Ian Buck, Vice President of Hyperscale at NVIDIA, said the partnership brings together the best of both companies’ technologies. “Oracle and NVIDIA are uniting OCI’s distributed cloud and our full-stack AI infrastructure to deliver AI at extraordinary scale,” Buck said. “OCI Zettascale10 provides the compute fabric needed to advance state-of-the-art AI research and help organizations move from experimentation to production-grade AI.”

Central to Oracle’s new design is the Acceleron RoCE networking system, which leverages the switching capabilities built into modern GPU network interface cards (NICs). These GPUs can connect to multiple switches simultaneously, each on an independent network plane. This architecture boosts scalability and reliability by automatically rerouting traffic when network planes experience congestion or failure – eliminating costly job restarts during AI training.

The networking system includes several key innovations designed to support hyperscale AI workloads. Its wide, shallow fabric allows customers to build larger clusters faster at lower cost by using GPUs as mini-switches that connect across multiple isolated planes, cutting power use and infrastructure tiers. Enhanced reliability prevents job interruptions by isolating data flows and dynamically shifting traffic away from unstable areas. Oracle’s use of Linear Pluggable Optics (LPO) and Linear Receiver Optics (LRO) also reduces network and cooling energy consumption without compromising high-throughput connectivity at 400G or 800G speeds.

Zettascale10 is now open for preorders and is expected to be available in the second half of next year. Oracle plans to make multi-gigawatt-scale deployments accessible to customers across its distributed cloud regions, enabling organizations to train and deploy massive AI models while maintaining regional data control.
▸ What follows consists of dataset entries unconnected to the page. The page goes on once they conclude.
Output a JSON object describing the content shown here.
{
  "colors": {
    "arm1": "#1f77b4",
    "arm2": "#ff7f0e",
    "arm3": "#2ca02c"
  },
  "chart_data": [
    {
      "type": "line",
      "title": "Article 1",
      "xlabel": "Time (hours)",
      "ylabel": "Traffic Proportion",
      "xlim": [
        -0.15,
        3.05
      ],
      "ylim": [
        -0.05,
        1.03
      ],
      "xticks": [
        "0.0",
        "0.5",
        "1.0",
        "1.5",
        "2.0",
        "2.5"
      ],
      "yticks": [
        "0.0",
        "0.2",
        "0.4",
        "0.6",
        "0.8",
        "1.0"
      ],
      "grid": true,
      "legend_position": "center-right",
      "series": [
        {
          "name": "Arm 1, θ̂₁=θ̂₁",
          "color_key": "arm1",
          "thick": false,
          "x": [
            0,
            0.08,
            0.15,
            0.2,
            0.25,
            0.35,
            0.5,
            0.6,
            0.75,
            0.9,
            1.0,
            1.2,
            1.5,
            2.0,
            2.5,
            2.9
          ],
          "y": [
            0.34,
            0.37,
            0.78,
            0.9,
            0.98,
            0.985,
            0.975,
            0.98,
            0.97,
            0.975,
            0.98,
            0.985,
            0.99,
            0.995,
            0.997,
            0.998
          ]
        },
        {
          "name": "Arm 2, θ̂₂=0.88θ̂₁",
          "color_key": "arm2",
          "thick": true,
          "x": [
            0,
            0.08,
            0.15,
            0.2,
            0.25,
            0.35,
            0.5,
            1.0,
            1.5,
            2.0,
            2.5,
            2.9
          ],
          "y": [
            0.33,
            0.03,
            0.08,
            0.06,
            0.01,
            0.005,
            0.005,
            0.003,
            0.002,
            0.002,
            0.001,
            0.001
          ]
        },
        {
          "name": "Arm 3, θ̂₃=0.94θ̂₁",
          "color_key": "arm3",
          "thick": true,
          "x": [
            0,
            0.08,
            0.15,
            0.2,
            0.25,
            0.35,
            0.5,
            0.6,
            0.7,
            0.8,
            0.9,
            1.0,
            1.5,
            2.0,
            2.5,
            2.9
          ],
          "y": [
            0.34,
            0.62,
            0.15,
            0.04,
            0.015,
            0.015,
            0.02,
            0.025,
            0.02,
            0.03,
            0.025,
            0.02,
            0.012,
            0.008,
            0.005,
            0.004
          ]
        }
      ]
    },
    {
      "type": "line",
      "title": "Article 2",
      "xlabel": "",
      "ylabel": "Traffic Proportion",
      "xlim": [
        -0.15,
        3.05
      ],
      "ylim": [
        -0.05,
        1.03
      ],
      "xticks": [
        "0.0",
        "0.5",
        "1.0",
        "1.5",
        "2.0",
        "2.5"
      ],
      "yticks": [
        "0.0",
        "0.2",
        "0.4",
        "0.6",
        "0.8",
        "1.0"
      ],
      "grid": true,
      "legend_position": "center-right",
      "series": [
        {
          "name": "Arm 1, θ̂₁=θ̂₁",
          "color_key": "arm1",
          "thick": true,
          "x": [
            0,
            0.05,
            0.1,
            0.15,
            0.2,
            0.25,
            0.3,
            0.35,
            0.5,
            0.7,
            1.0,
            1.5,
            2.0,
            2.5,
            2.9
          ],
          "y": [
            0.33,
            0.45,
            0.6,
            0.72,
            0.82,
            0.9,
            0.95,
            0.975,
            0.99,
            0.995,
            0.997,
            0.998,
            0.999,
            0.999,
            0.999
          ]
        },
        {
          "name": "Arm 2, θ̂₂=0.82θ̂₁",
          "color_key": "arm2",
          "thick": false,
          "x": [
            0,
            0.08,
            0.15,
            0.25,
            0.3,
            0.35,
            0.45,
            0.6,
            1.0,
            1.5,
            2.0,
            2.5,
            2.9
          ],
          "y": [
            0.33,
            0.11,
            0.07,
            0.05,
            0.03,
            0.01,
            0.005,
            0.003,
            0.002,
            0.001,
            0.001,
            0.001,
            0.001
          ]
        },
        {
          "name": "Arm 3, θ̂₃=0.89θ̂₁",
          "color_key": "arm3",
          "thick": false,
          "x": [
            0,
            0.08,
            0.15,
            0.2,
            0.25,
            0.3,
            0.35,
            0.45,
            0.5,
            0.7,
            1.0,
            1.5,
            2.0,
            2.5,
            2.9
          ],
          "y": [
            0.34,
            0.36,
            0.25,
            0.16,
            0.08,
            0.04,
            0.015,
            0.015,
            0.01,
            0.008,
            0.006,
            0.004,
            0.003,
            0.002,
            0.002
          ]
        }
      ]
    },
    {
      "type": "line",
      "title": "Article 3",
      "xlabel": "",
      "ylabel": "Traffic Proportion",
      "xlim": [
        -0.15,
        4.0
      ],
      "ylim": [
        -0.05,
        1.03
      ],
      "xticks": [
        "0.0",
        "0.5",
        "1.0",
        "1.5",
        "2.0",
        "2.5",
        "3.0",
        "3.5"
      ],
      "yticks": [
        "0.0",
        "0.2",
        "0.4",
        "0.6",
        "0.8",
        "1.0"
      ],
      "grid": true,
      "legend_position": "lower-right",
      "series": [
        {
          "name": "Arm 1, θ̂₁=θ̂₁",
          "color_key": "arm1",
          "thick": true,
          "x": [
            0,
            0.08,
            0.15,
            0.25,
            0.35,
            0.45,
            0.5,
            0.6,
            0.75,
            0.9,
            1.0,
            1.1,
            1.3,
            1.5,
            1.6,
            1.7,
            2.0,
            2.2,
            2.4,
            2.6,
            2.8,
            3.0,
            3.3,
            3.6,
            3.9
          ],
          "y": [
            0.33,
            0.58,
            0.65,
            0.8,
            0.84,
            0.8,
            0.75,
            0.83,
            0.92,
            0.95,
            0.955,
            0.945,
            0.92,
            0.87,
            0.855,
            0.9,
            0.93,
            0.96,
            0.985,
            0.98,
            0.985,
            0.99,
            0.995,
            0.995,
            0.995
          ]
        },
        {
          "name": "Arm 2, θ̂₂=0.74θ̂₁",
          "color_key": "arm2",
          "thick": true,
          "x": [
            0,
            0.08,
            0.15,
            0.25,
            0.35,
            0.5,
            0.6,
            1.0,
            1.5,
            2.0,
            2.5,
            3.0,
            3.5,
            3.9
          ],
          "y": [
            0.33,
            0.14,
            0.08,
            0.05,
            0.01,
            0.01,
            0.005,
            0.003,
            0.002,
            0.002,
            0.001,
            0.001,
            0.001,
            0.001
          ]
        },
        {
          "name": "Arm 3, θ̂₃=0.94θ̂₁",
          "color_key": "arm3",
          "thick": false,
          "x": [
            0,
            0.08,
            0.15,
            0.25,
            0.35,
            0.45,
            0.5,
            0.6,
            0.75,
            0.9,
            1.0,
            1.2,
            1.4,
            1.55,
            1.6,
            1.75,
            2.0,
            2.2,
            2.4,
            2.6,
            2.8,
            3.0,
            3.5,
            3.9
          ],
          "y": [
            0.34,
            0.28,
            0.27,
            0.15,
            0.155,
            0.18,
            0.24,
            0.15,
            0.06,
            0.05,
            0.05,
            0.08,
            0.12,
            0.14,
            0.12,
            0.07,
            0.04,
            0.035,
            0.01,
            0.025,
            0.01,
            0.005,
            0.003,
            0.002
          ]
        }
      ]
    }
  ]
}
With the introduction of OCI Zettascale10, Oracle is positioning itself as a direct competitor in the race to build the most powerful cloud AI infrastructure – a race currently dominated by hyperscalers like Amazon, Microsoft, and Google. The combination of Oracle’s proprietary networking, NVIDIA’s AI compute platforms, and OpenAI’s early deployment signals a major shift toward industrial-scale AI computing, where efficiency, sustainability, and sovereignty are as important as raw power.